Former Tipperary manager Babs Keating, speaking on Newstalks Breakfast Show defended his criticism of Liam Sheedy earlier during the season and claimed the Tipperary management has benefited from his controversial second stint in charge. "Maybe I passed a few comments about Liam Sheedy and the management structure based on what I went through in Tipperary and I made difficult decisions which might have helped Liam Sheedy in the success he had, Keating also stated that the win had dwarfed his own managerial victories and that of Nicky English in 2001. "It probably compares up there if not ahead of those wins in so far as that everyone feared Kilkenny and their dominance. This was a great watermark for the game of hurling."

==Civic reception==
The Tipperary team arrived back to Thurles by train the next evening after the traditional stop at Our Ladies Children's Hospital with the Cup earlier in the day. They then boarded an open top bus for the journey to the reception at Semple Stadium where an estimated 40,000 supporters turned out to welcome the team home to a rainy Thurles.
 There was another huge crowd in Mullinahone the night after when Eoin Kelly, the first southern Tipperary man to captain Tipperary to All-Ireland senior success, brought the cup home.

==Awards==
The nominations for the 2010 GAA All Stars Awards were announced on 24 September 2010. Tipperary had 14 players nominated for awards, winning captain Eoin Kelly was going for his sixth All-Star while final hat-trick scorer Lar Corbett was hoping to pick up his second award.

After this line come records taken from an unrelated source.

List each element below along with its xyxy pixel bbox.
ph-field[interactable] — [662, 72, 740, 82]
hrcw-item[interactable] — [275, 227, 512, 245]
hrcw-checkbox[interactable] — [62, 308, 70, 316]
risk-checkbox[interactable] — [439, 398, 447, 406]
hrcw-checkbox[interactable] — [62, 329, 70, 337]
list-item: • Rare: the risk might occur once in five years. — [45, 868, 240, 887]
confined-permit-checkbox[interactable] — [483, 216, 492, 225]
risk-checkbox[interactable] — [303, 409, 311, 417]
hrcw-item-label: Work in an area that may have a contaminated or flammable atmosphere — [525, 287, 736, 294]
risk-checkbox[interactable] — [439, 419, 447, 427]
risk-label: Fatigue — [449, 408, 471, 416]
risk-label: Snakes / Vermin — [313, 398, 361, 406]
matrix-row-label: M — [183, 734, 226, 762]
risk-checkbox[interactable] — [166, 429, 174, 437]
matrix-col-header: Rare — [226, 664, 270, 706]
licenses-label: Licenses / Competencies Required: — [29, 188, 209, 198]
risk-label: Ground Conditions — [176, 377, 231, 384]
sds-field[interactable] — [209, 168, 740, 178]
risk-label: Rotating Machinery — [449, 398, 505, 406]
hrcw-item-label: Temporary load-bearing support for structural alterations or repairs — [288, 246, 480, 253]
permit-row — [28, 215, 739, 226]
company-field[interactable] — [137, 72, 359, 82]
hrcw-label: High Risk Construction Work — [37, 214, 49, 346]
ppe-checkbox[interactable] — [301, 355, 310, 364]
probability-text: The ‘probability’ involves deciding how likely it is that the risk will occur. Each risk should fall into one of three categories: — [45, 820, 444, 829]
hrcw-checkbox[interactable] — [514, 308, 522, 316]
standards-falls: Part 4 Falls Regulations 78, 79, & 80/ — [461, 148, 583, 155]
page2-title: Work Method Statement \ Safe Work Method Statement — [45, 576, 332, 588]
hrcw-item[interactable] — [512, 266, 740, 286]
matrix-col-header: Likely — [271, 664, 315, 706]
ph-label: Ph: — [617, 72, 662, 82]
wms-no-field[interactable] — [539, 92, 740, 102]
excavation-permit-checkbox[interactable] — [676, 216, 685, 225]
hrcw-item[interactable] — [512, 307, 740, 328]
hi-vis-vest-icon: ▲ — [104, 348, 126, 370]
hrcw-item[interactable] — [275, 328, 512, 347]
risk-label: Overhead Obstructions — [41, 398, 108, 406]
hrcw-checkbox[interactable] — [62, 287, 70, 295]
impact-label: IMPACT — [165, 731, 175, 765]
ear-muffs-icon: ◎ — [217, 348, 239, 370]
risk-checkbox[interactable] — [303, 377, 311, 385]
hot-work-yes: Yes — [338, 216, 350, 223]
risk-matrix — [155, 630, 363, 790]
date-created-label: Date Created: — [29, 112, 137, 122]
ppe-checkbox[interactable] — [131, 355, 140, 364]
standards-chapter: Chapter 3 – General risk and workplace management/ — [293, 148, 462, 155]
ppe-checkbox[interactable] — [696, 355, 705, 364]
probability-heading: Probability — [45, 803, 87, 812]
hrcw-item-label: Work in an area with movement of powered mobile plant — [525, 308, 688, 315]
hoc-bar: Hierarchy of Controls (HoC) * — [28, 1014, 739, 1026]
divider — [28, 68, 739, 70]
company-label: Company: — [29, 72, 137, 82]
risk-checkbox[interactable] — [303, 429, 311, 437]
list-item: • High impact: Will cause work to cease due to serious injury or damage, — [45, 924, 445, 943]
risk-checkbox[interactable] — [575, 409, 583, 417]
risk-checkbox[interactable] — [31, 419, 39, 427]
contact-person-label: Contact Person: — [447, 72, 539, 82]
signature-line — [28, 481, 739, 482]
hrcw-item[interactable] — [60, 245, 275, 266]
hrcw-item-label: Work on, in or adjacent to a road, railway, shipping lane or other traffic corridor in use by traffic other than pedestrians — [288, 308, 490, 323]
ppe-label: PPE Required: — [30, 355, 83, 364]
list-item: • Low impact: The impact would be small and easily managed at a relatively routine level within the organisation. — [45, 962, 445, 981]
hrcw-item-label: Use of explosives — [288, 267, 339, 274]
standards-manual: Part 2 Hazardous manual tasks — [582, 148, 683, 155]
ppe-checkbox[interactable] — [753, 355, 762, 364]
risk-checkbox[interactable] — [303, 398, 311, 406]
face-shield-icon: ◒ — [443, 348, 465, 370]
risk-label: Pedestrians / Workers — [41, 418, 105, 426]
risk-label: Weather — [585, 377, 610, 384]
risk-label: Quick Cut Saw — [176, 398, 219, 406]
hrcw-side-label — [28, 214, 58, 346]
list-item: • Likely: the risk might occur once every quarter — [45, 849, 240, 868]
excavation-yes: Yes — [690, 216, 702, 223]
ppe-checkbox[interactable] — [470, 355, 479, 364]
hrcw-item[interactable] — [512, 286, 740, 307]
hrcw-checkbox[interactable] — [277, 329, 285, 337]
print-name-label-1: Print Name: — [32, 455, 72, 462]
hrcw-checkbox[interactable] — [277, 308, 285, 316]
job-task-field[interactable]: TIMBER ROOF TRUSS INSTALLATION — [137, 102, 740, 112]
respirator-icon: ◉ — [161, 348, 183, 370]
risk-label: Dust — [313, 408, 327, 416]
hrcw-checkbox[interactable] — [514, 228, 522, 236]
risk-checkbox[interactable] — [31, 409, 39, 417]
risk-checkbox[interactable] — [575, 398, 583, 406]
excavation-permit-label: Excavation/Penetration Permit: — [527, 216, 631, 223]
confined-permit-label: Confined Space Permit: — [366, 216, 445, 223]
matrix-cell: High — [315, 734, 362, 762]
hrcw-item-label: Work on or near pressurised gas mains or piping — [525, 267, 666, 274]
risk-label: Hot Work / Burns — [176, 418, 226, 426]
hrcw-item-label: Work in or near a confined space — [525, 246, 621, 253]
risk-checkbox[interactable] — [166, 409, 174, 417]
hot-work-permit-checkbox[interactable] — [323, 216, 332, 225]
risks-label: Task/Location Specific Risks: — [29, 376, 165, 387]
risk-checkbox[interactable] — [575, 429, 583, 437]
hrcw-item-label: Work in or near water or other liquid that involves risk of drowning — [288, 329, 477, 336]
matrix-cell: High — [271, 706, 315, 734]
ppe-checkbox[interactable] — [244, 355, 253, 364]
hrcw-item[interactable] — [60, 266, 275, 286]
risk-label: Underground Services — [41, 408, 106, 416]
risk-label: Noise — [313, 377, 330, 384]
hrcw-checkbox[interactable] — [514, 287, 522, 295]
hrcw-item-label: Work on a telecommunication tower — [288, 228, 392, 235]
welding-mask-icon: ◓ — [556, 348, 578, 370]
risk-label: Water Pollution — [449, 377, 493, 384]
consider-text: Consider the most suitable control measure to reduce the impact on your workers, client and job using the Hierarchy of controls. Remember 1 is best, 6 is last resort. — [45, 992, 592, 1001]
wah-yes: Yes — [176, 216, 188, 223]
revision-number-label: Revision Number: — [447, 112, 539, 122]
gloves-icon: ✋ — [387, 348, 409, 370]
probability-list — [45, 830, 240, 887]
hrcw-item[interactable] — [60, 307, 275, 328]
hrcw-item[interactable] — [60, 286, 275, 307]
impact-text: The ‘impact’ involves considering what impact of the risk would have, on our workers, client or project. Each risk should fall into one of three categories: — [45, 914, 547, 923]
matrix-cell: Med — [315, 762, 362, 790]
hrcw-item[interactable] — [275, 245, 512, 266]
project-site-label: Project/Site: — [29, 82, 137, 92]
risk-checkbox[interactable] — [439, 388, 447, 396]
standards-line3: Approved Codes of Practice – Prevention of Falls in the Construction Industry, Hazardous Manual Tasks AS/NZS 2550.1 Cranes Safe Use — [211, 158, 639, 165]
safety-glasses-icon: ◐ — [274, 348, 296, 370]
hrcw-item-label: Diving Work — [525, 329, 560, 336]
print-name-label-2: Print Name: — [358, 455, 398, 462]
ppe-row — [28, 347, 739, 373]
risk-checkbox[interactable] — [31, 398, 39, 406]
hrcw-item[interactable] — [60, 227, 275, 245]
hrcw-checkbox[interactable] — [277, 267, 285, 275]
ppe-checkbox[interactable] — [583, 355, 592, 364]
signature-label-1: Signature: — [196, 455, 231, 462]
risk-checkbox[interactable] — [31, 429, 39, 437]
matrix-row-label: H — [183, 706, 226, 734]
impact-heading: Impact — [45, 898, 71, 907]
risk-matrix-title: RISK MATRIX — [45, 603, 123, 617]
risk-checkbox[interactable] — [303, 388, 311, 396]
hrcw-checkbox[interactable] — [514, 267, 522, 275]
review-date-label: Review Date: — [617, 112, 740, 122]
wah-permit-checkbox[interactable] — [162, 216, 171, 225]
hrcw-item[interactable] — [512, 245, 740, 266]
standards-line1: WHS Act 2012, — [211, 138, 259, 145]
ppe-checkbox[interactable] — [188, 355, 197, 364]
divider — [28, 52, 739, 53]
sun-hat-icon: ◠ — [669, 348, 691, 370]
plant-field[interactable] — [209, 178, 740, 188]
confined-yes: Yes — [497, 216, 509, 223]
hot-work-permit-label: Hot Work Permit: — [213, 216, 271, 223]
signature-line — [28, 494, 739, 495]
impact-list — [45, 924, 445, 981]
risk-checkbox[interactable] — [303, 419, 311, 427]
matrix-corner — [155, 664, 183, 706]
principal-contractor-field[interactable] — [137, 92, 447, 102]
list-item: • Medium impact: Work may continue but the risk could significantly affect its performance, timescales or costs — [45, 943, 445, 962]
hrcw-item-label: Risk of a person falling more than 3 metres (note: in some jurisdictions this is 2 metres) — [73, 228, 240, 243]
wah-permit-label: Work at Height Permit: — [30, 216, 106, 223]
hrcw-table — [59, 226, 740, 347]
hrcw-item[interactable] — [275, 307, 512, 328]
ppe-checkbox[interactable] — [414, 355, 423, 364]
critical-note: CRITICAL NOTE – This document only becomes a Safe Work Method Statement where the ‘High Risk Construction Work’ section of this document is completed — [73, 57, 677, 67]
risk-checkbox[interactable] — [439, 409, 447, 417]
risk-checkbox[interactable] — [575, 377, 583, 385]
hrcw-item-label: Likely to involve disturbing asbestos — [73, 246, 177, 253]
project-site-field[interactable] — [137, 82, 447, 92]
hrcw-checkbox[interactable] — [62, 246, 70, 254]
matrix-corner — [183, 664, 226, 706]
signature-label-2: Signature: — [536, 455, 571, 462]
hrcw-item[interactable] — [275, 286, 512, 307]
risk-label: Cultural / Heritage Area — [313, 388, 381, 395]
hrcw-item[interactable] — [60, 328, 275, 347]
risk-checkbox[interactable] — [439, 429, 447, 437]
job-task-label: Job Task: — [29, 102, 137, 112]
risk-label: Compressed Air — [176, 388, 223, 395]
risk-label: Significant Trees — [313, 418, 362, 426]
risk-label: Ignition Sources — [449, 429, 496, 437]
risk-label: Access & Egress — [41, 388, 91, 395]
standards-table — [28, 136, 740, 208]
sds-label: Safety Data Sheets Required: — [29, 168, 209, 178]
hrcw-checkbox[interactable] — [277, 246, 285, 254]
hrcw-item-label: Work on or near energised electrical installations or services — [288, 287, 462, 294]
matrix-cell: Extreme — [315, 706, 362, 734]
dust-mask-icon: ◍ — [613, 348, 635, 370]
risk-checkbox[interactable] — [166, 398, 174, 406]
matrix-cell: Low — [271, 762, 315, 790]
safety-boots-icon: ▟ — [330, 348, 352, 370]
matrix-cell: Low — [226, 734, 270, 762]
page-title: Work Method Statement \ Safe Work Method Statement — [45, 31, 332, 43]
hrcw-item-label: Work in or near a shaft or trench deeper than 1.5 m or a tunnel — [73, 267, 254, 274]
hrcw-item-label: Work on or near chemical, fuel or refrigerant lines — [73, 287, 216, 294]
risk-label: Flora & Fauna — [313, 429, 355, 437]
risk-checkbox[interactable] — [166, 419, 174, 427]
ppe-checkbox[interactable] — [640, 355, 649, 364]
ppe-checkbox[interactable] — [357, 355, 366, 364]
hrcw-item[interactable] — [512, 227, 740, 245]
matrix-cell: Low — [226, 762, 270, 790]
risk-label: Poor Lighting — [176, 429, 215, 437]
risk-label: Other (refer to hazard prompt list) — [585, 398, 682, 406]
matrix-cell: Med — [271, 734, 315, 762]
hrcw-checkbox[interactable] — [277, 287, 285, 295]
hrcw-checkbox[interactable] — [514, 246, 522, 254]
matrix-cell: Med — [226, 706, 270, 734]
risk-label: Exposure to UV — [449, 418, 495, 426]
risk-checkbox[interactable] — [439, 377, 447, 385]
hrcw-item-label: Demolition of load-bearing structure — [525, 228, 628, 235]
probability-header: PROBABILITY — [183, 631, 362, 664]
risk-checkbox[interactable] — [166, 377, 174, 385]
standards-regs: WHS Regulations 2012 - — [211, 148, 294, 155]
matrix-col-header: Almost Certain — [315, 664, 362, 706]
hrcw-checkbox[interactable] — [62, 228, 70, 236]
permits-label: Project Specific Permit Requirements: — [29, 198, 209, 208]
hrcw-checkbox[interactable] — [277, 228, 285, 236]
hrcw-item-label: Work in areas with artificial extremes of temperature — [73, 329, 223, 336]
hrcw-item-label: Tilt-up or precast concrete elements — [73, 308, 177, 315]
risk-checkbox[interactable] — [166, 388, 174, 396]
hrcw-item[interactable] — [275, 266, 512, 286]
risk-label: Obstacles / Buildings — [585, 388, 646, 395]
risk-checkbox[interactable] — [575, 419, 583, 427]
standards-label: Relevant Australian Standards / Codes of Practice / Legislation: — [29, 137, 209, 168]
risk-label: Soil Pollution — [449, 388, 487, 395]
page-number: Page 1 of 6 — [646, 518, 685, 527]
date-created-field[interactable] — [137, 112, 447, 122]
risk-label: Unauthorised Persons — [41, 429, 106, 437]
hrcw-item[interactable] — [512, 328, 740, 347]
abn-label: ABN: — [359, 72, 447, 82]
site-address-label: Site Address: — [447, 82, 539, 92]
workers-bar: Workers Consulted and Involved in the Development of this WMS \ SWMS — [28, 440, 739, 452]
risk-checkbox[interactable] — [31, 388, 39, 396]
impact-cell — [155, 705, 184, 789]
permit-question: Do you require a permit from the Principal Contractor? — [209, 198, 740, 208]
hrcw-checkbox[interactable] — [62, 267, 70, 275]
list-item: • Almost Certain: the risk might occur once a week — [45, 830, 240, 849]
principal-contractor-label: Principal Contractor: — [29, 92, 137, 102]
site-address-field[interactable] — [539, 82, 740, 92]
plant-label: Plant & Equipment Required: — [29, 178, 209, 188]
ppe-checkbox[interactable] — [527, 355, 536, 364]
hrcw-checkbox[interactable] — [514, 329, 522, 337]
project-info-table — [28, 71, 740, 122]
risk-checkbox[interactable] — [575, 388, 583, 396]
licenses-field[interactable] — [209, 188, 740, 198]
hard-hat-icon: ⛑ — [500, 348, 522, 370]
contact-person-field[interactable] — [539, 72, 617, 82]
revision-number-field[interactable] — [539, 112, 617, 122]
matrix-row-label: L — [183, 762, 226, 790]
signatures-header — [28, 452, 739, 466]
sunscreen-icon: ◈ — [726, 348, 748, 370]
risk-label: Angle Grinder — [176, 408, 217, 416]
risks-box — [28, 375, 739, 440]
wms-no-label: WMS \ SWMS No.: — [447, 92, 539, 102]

Henry Shefflin was on course for a record 10th All-Star after also being nominated for a ninth successive time along with 11 other Kilkenny players. He was hoping to surpass the record jointly held by his fellow county-man DJ Carey and former Kerry footballer Pat Spillane, whom he joined on nine awards in 2009.
At the awards ceremony on 15 October 2010, Tipperary won six All Star awards, Brendan Cummins, Paul Curran, Brendan Maher, Noel McGrath, Lar Corbett and Eoin Kelly won awards, while Kilkenny won five awards, Jackie Tyrrell, Tommy Walsh, JJ Delaney, Michael Fennelly and Richie Power. Lar Corbett was named All Stars Hurler of the year while Brendan Maher collected the All Stars Young hurler of the year award.

Tipperary's Lar Corbett and Brendan Maher were shortlisted, alongside Kilkenny's Michael Fennelly and Tommy Walsh, for the GPA Hurler of the Year award for 2010. On 5 November, Corbett was named as the GPA Hurler of the year for 2010, and will receive a new Opel Astra car worth €25,000.
 Corbett and Maher were joined in the nominations for the GPA team of the year by ten of their Tipperary teammates, Kilkenny had ten nominations in total. Tipperary won seven places on the GPA team of the year, all of their All Star award winners in addition to Pádraic Maher who was named at left-half back, replacing Kilkenny's JJ Delaney in the only difference to the 2010 All Star team.

==Aftermath==
On 11 September 2010, six days after the Senior final, the Tipperary Under-21 Hurling team completed the double by winning the All-Ireland Under-21 Hurling Championship against Galway by 5–22 to 0–12 at Semple Stadium to claim their ninth title. Five members of the victorious senior starting team started for Tipperary in the Under-21 final, Pádraic Maher, Michael Cahill, Brendan Maher, Noel McGrath, and Patrick Maher. Senior substitutes Séamus Hennessy, Brian O'Meara and Michael Heffernan also started for the Under-21 team.

On 7 October 2010 it was announced that Liam Sheedy would be stepping down from his position as the Tipperary manager. Sheedy and his selectors, who found themselves working up to 16 hours a day during their three-year term, cited work commitments as the reason for stepping down and Sheedy thanked the board for their "top class" support.
In December 2010, Sheedy was named the Philips Sports Manager of the Year for 2010 for managing Tipperary to their All Ireland win.
In November 2010, Tipperary half back Declan Fanning announced his retirement from inter-county hurling.
In December 2010, Kilkenny midfielder Derek Lyng also announced his retirement from inter-county hurling after nine years.